From: Lee Corbin (lcorbin@tsoft.com)
Date: Wed Apr 30 2003 - 20:18:58 MDT


Rafal writes

> Perry Metzger wrote:
>
> > I'll leave the argument about whether anyone has the desire to stop
> > people from performing certain computations that simulate the
> > torturing of sentients to others, and stick to the question of the
> > ability to stop them.
> >
> > It is likely (given the way the world is structured) going to
> > be rather difficult for anyone to stop such things, whether
> > they have the desire or not.

I don't agree. By using enough force, by exponentially analyzing
every aspect of a completely subordinate computation, total submission
can be achieved, even if it means simply stopping the subordinate
computation, or deferring it arbitrarily long.

> > It is trivial to determine that your neighbor has not killed his
> > children (observe the children playing in the yard, say), but it
> > is rather difficult to prove he hasn't performed a particular
> > computation. As I recall, Rice's Theorem would rather get in the way
> > even if you could produce some sort of reasonable rigorous definition
> > of the computations that [are forbidden].
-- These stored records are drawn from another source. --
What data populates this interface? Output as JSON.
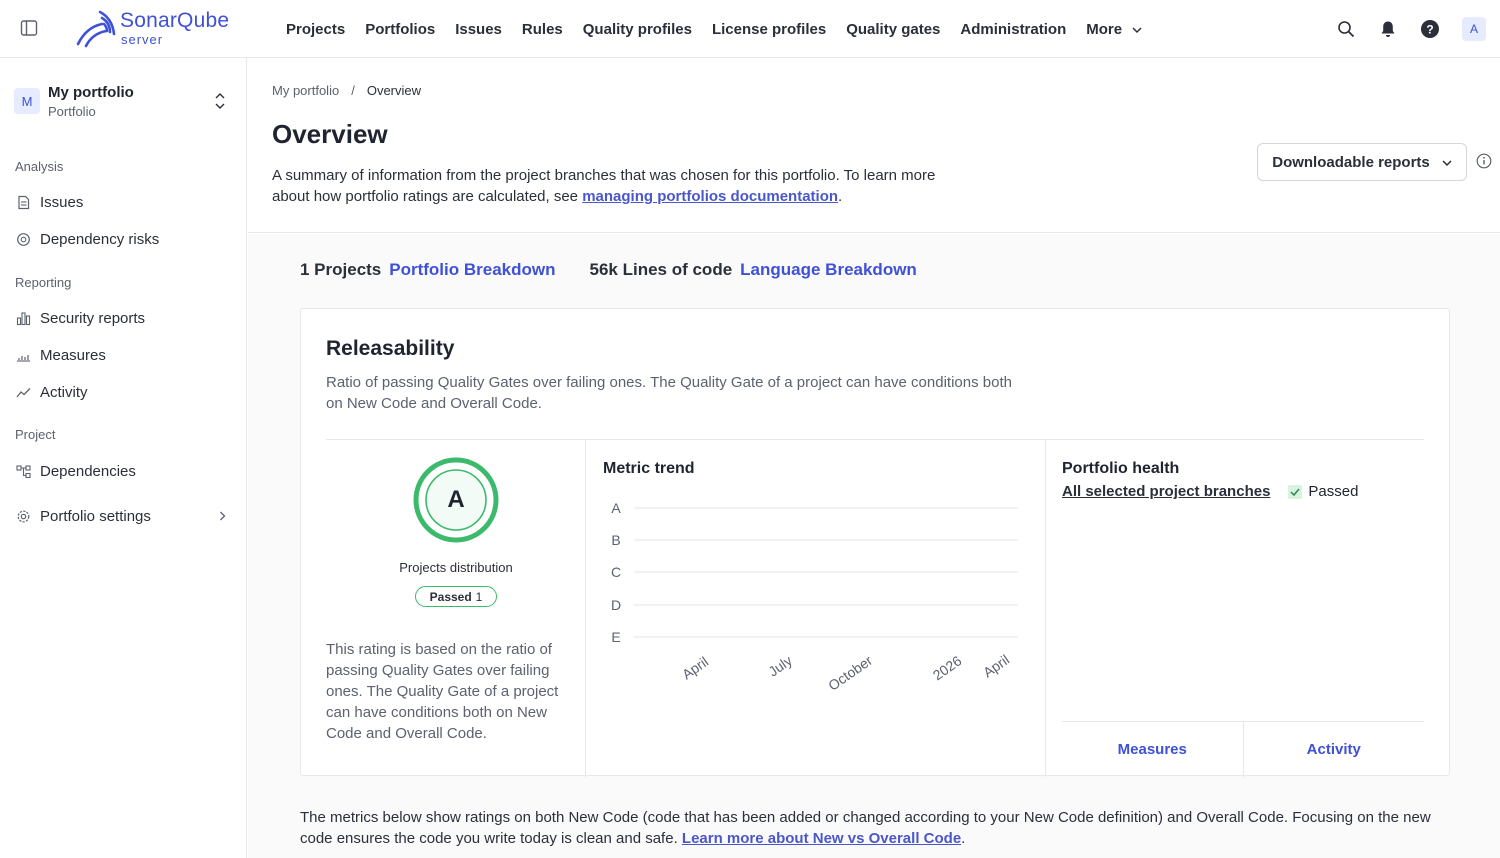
{
  "app": {
    "logo_name": "SonarQube",
    "logo_sub": "server",
    "brand_color": "#3f51d6"
  },
  "nav": {
    "items": [
      "Projects",
      "Portfolios",
      "Issues",
      "Rules",
      "Quality profiles",
      "License profiles",
      "Quality gates",
      "Administration"
    ],
    "more_label": "More",
    "icons": [
      "search-icon",
      "bell-icon",
      "help-icon"
    ],
    "avatar_letter": "A"
  },
  "sidebar": {
    "portfolio_initial": "M",
    "portfolio_name": "My portfolio",
    "portfolio_type": "Portfolio",
    "sections": {
      "analysis": "Analysis",
      "reporting": "Reporting",
      "project": "Project"
    },
    "items": {
      "issues": "Issues",
      "dependency_risks": "Dependency risks",
      "security_reports": "Security reports",
      "measures": "Measures",
      "activity": "Activity",
      "dependencies": "Dependencies",
      "portfolio_settings": "Portfolio settings"
    }
  },
  "header": {
    "breadcrumb": [
      "My portfolio",
      "/",
      "Overview"
    ],
    "title": "Overview",
    "desc_before": "A summary of information from the project branches that was chosen for this portfolio. To learn more about how portfolio ratings are calculated, see ",
    "desc_link": "managing portfolios documentation",
    "desc_after": ".",
    "download_label": "Downloadable reports"
  },
  "summary": {
    "projects_label": "1 Projects",
    "projects_link": "Portfolio Breakdown",
    "loc_label": "56k Lines of code",
    "loc_link": "Language Breakdown"
  },
  "releasability": {
    "title": "Releasability",
    "desc": "Ratio of passing Quality Gates over failing ones. The Quality Gate of a project can have conditions both on New Code and Overall Code.",
    "rating": "A",
    "rating_color": "#3cba6b",
    "dist_label": "Projects distribution",
    "passed_label": "Passed",
    "passed_count": "1",
    "note": "This rating is based on the ratio of passing Quality Gates over failing ones. The Quality Gate of a project can have conditions both on New Code and Overall Code.",
    "trend_title": "Metric trend",
    "trend_y": [
      "A",
      "B",
      "C",
      "D",
      "E"
    ],
    "trend_x": [
      "April",
      "July",
      "October",
      "2026",
      "April"
    ],
    "health_title": "Portfolio health",
    "health_link": "All selected project branches",
    "health_status": "Passed",
    "footer_measures": "Measures",
    "footer_activity": "Activity"
  },
  "bottom": {
    "text": "The metrics below show ratings on both New Code (code that has been added or changed according to your New Code definition) and Overall Code. Focusing on the new code ensures the code you write today is clean and safe. ",
    "link": "Learn more about New vs Overall Code",
    "after": "."
  }
}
Thanks for that. I had often supposed that determining just what
your client is doing might be intractable, and your Rice's Theorem
http://kilby.stanford.edu/~rvg/154/handouts/Rice.html
seems to confirm that.

> > As a practical matter, even doing a very bad job might require devoting a
> > considerable fraction of the mass of the universe to watching what the
> > rest of the mass was being used for at all times. Not a particularly
> > likely scenario, IMHO.

Well, yes, but it would still be easy to be proactive about it,
supposing one were ruthless enough.

Rafal comments

> ### Since the suffering of simulations would in most cases happen only
> if caused by actions of sentients willing to cause it (=malicious), or
> unwilling to take simple precautions (=neglectful), supervision of the
> volitional aspects of sentient computations should be sufficient to
> prevent most of it. All you need is to look into the equivalent of the
> fronto-orbital cortex of the sentient, check if this part of the system
> contains the requisite rules (e.g. Rawlsian reciprocity), is stably in
> control of the whole personality, and voila, all the computational substrate
> under the personality's control is safe for simulated sentients, even if
> there is space for multitudes of Lee Corbins in simulated dungeons.

Your conditions seem to amount to

   (1) determine what is the sentient's equivalent of the fronto-orbital
       cortext
   (2) determine the set of (hopefully simple) rules or general laws
       controlling it
   (3) verify that all computation under this entity's control is also
       under the control of these predispositions

I might suppose that any one of these three might be intractable, or worse.
(Intuitively, we seem to be running up against the problem of "central
control", the most awful unconscious premise of 20th century thinking.)

Moreover, the Extropian principle of continual self-transformation, if
allowed in the dominated subjects, would require continual re-evaluation.

Perhaps Eliezer will succeed in the much more modest project of enabling
(or evolving) the FAI to keep *itself* from going off the rails, but as
for keeping everyone else from doing X---to the degree that it makes sense
to suppose computation exists outside the SI itself---that's much harder.